The Myanmar authorities continue to arrest and imprison activists and human rights defenders simply for peacefully exercising their right to freedom of expression, which is enshrined in Article 19 of the Universal Declaration of Human Rights. Amnesty International is concerned about a number of laws in Myanmar which arbitrarily restrict the right to freedom of expression, including Section 505 of the Penal Code and Section 66(d) of the 2013 Telecommunications Act.
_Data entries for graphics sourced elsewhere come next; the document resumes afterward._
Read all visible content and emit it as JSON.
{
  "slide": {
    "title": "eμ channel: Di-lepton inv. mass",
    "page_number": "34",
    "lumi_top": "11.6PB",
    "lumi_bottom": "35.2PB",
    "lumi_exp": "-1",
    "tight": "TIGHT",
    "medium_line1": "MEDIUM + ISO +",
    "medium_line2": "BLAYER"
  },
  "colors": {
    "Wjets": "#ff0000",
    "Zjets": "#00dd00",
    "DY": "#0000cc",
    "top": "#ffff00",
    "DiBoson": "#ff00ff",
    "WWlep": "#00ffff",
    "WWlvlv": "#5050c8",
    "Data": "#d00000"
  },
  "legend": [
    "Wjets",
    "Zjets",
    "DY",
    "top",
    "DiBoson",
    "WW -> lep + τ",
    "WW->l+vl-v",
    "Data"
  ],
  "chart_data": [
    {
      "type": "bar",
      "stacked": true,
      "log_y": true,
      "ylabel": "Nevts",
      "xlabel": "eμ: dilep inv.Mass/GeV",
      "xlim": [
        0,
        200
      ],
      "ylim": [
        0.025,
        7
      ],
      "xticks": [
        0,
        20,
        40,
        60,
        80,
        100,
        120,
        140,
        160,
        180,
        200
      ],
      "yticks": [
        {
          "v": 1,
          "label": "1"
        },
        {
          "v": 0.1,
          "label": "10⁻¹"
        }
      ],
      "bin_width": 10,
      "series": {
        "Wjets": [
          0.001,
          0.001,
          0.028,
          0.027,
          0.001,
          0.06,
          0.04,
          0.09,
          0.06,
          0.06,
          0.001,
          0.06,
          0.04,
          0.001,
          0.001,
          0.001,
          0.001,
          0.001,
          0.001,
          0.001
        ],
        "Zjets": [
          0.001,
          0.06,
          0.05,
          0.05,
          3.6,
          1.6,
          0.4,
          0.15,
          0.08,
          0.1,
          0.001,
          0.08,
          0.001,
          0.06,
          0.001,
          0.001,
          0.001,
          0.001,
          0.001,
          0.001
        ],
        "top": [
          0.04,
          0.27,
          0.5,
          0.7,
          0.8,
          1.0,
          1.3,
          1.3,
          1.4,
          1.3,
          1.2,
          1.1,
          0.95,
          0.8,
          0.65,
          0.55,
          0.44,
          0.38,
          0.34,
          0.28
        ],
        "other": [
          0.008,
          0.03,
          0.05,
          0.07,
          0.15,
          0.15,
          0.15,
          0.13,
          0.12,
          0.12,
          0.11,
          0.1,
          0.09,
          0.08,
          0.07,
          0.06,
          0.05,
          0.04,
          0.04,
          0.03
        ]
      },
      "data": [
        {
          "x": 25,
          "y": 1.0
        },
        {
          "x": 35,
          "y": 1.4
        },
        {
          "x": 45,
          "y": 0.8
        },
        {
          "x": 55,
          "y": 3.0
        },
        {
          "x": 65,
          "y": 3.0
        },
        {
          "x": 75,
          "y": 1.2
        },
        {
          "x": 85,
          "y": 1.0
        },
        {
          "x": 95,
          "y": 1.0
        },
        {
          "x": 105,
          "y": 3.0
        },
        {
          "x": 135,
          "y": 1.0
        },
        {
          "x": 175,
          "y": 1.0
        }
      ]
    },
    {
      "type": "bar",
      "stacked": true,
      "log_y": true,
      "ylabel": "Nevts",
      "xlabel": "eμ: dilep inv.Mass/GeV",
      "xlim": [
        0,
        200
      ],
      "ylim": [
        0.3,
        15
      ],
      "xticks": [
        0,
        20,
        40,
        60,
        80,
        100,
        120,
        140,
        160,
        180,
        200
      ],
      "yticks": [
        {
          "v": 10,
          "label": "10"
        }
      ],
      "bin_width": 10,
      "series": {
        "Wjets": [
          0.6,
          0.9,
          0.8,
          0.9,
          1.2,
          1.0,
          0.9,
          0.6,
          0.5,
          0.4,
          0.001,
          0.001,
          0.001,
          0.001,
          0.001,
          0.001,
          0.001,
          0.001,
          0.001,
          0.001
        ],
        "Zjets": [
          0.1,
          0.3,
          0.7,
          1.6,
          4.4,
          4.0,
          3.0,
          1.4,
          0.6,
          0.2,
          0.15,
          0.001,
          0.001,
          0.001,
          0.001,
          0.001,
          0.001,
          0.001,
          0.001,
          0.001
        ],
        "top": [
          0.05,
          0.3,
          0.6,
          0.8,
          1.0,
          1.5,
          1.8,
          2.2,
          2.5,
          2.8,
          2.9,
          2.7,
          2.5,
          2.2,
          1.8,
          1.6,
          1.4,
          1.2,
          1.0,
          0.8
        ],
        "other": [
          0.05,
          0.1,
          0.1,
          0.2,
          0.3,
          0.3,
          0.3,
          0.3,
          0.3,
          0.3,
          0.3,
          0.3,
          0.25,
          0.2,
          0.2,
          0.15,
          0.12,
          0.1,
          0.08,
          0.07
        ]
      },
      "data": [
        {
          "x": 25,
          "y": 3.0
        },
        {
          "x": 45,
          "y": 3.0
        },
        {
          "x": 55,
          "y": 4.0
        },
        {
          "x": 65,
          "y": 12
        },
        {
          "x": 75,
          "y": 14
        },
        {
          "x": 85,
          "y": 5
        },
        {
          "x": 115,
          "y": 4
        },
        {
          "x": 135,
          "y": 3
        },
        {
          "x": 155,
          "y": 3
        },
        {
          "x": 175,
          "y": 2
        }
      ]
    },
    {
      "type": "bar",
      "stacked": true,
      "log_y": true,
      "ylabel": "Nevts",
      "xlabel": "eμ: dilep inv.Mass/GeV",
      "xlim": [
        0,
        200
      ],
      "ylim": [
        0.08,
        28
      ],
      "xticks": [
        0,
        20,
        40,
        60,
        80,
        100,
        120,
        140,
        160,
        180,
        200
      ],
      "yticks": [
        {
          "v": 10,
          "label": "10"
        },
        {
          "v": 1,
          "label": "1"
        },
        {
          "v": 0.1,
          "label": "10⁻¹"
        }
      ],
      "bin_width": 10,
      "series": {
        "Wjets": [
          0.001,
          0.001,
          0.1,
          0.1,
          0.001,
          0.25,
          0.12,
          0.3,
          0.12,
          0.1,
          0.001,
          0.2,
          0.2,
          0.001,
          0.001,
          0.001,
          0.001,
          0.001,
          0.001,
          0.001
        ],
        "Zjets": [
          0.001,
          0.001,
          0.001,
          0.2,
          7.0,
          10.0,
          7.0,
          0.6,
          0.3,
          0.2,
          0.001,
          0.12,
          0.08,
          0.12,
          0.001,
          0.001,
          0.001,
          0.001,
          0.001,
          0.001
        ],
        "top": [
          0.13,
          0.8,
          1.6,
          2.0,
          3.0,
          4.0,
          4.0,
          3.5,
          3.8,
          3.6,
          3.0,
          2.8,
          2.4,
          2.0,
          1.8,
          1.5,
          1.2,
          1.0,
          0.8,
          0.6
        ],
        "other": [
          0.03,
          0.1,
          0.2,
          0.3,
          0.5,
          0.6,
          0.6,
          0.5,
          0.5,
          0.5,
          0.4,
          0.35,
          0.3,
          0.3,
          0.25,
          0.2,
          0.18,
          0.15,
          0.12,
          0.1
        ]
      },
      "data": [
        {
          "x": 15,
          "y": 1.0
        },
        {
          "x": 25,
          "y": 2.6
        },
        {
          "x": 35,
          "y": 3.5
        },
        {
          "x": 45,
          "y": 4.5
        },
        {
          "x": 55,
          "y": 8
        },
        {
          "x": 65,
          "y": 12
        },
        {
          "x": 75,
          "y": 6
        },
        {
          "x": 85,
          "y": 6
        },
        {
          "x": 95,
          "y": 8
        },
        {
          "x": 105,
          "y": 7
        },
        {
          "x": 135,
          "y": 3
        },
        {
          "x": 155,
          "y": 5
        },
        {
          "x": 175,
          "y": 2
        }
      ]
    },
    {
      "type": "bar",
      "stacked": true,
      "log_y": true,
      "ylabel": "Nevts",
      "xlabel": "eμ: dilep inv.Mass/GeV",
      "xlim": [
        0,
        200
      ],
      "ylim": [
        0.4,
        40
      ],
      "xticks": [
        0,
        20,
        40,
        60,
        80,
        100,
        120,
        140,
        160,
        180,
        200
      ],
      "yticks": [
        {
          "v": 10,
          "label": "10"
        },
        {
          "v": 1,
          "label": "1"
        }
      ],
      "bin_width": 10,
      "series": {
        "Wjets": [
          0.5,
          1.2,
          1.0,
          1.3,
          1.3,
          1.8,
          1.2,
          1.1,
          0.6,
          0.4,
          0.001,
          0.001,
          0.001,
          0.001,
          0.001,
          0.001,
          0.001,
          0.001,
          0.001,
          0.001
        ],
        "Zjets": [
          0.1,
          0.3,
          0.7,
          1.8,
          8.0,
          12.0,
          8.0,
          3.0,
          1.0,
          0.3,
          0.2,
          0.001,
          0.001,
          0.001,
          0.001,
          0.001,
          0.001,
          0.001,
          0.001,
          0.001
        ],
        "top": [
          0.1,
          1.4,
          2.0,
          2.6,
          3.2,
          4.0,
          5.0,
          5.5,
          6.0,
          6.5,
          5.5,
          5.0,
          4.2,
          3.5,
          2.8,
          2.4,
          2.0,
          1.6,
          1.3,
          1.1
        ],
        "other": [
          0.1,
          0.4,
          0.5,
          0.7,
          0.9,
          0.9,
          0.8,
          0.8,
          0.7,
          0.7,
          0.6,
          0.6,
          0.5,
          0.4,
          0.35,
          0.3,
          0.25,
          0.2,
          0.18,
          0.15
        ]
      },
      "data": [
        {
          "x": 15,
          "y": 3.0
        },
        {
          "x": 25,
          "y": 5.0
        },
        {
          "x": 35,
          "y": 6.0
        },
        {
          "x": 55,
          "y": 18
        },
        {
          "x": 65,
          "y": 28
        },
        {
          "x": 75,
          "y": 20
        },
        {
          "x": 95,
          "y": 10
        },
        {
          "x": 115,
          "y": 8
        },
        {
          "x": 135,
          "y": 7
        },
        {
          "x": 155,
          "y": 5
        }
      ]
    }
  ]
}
The UN Standard Minimum Rules for the Treatment of Prisoners (the Nelson Mandela Rules) state that the provision of health care for prisoners is a State responsibility and that all prisons shall ensure prompt access to medical attention in urgent cases. Health-care services for detainees should be organized in a way that ensures continuity of treatment and care and prisoners who require specialized treatment or surgery should be transferred to specialized institutions or to civil hospitals.

The Myanmar military continues to wield significant economic and political power in the country. It operates independently of civilian oversight, effectively shielding members of the military from accountability. Under Myanmar’s 2008 Constitution, the military also has a guaranteed 25 per cent of seats in Parliament, giving it an effective veto over key Constitutional amendments. It also controls the three key ministries of Defence, Border Affairs, and Home Affairs.